Nussschnaps – auch als Nusslikör bekannt – wird aus unreifen, grünen
Walnüssen zubereitet. Die grünen Nüsse sollen traditionell bis
spätestens zum 24. Juni, dem Johannistag, geerntet werden, sonst wird
die Schale zu hart zum Schneiden. Die Gewürze verleihen dem Schnaps, der
oft bei Magenverstimmungen getrunken wird (in Österreich nennen wir das
»Verdauungsschnapserl«), eine würzig-aromatische Note.
Zutaten (für 1.4 Liter)
- 20 grüne Walnüsse (ca. 560 g)
- 1 Bio-Zitrone
- 20 g Ingwer
- 10 grüne Kardamomkapseln
- 1 Vanilleschote
- 2 Stängel Minze
- 2 TL Fenchelsamen
- 2 TL Anissamen
- 3 lange Zimtstangen
- 2 EL Nelken
- 2 Sternanise
- 1,4 l Wodka (ersatzweise Doppelkorn mit 38–40 %)
- 300 g brauner Zucker
Zubereitung
- Die Walnüsse waschen und jede Nuss in vier Scheiben schneiden. Dazu
am besten Küchenhandschuhe tragen (s. Tipp). Die zerkleinerten Nüsse in
ein großes Bügelglas (2,5 l) geben.
- Die Zitrone heiß waschen und abtrocknen, die Schale ohne den
bitteren weißen Teil mit einem scharfen Messer fein abschälen. Zu den
Nüssen geben. Den Ingwer schälen, in Scheiben schneiden und ebenfalls zu
den Nüssen geben. Die Kardamomkapseln mit der flachen Seite eines
Messers ganz leicht andrücken und in das Glas geben. Die Vanilleschote
längs aufschneiden und hinzufügen. Die Minze waschen, trocken schütteln
und die Stängel ebenfalls in das Glas geben.

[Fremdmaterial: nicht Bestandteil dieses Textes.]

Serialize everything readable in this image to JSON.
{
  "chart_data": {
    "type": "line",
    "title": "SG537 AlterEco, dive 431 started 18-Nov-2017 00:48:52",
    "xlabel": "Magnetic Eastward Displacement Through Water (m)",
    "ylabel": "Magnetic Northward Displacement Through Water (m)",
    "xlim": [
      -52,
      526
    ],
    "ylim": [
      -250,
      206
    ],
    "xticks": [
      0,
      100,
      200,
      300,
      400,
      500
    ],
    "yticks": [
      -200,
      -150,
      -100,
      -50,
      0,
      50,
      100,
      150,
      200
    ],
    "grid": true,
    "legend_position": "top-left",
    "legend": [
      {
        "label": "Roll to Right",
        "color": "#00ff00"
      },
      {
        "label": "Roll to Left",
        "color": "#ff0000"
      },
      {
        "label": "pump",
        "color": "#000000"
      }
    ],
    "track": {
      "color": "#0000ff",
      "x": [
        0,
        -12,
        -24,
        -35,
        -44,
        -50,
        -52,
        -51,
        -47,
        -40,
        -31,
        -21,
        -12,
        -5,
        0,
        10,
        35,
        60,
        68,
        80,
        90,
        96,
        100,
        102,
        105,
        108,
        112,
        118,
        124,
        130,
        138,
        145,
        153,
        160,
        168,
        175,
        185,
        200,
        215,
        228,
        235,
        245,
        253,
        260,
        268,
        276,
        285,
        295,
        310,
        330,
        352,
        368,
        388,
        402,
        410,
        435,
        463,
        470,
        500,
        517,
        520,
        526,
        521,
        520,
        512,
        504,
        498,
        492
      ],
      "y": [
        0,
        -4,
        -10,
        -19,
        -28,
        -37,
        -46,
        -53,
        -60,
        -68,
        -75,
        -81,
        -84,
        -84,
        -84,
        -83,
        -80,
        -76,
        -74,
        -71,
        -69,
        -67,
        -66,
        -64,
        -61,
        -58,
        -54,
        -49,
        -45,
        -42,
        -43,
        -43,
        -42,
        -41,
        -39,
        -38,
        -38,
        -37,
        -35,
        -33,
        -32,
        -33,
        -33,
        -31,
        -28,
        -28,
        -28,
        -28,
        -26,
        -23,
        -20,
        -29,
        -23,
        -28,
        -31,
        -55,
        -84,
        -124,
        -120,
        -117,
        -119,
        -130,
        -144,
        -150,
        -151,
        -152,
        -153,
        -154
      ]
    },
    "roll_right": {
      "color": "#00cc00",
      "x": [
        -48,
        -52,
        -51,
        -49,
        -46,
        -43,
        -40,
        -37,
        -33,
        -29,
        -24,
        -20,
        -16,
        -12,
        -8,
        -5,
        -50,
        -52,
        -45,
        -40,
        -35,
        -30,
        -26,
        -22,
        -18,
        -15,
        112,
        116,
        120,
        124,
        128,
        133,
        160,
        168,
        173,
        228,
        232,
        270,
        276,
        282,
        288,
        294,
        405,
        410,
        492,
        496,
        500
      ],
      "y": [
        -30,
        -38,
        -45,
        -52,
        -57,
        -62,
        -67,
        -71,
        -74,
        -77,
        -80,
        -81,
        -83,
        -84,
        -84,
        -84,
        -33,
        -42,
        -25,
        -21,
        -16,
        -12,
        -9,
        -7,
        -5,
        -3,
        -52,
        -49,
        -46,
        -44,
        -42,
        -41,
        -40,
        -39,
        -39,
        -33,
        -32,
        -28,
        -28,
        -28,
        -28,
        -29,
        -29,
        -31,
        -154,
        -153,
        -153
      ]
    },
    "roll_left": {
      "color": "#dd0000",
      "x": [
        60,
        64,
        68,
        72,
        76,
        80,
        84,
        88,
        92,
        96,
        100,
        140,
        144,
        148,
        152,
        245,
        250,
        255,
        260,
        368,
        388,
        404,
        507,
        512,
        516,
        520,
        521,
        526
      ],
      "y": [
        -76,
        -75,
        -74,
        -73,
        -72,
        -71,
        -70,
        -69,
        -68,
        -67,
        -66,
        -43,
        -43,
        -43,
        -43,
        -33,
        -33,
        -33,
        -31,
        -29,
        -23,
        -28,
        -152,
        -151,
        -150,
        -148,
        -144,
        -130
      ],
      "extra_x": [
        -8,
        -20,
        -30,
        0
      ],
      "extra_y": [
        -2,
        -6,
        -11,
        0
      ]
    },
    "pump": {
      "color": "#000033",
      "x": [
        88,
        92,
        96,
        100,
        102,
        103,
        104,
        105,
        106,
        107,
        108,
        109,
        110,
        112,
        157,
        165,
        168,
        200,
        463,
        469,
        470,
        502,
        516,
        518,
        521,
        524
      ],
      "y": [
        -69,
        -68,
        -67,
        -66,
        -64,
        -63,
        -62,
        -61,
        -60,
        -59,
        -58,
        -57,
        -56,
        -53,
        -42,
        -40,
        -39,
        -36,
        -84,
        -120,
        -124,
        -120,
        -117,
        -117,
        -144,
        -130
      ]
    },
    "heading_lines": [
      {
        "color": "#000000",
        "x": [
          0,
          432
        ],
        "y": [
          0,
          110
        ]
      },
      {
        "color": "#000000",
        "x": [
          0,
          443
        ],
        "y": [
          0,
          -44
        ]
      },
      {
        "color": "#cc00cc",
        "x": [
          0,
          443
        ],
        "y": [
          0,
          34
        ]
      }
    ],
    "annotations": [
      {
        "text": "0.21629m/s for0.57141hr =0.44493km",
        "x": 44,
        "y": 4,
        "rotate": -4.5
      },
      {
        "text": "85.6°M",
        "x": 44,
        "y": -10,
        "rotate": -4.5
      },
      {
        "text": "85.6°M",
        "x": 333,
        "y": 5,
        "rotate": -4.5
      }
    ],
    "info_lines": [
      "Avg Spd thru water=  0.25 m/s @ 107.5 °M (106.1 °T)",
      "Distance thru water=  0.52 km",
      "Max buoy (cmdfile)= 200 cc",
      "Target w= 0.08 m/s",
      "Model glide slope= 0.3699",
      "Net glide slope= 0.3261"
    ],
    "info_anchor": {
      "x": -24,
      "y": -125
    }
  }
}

- Fenchelsamen, Anissamen, Zimtstangen, Nelken und Sternanise
hinzufügen und den Wodka über die Zutaten gießen.
- Das Glas verschließen und die Nussmischung an einem sonnigen Ort (z.
B. auf der Fensterbank) ca. 6 Wochen ziehen lassen.
- Den Ansatz durch ein mit einem Stofftuch ausgelegtes Sieb in eine
Schüssel oder einen Krug filtern. (Ein Mulltuch eignet sich nicht, da es
zu großmaschig ist und kleine Partikel durchlässt.)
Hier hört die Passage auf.